Here is more than a hint of exclusivity and high finance.

Oxford`s Labour council apparently supports all this. So does conservative-led Cherwell; it seems to have been supporting it from way back, sometimes apparently covertly!

I quote from the foot of an email to the University from Cherwell back in June 2017: “Oxford University is being supported by Cherwell big time!” [Response to FOI request, 16 Oct 2017.]

And another from Cherwell in the same month: “It will be a battle to get the Plan through the Examination. We are up for it.”

And Cherwell to the University in April of the same year: “I urge that this [more private follow-up] is something we wish to hold more confidentially”.

Is all this really something the Labour opposition in Cherwell council can also support?

And should we look here for why the Sustainability Appraisal reads as if it has been written to support the allocations rather than the other way around; and why we had to drag a late HELAA out of Cherwell`s planning department?

One thing is certain: there is NOTHING in PR8 for the benefit of local residents. All they can expect is severance from their local services; local traffic chaos; loss of Green Belt amenity; destruction of their ancient separate identities; and ten years of disruption.

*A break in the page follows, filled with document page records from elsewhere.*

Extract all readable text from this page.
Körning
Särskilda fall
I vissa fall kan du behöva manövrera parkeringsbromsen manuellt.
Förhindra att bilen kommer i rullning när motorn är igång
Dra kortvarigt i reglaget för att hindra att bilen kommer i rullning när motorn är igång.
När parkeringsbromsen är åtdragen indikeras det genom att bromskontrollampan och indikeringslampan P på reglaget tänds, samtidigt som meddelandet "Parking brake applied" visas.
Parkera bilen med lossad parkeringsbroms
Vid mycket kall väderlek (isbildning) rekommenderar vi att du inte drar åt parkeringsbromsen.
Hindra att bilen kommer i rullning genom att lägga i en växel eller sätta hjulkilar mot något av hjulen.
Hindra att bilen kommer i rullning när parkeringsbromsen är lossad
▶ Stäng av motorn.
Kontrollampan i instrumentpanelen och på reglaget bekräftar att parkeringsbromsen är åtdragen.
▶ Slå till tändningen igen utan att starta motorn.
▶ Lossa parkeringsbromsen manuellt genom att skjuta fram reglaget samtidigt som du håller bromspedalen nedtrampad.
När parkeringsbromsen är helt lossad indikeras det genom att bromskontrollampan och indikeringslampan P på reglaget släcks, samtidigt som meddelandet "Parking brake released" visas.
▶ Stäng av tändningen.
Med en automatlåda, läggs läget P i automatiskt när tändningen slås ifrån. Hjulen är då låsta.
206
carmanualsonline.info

When we last met in full Council in February last year, Cllr. Wood urged you all to,`let the Inspector decide`. Well, your electorate does, of course, expect its elected councillors to decide, because – as we have recently seen - this is a big issue with the wider electorate.

Cllr. Middleton says this Plan cannot be adopted until you have all the facts before you. Quite so. With great respect, I would ask you to take some time to reflect on what lies behind the calculation of Oxford`s `unmet need` before hurrying to fulfil it at the cost of your constituents."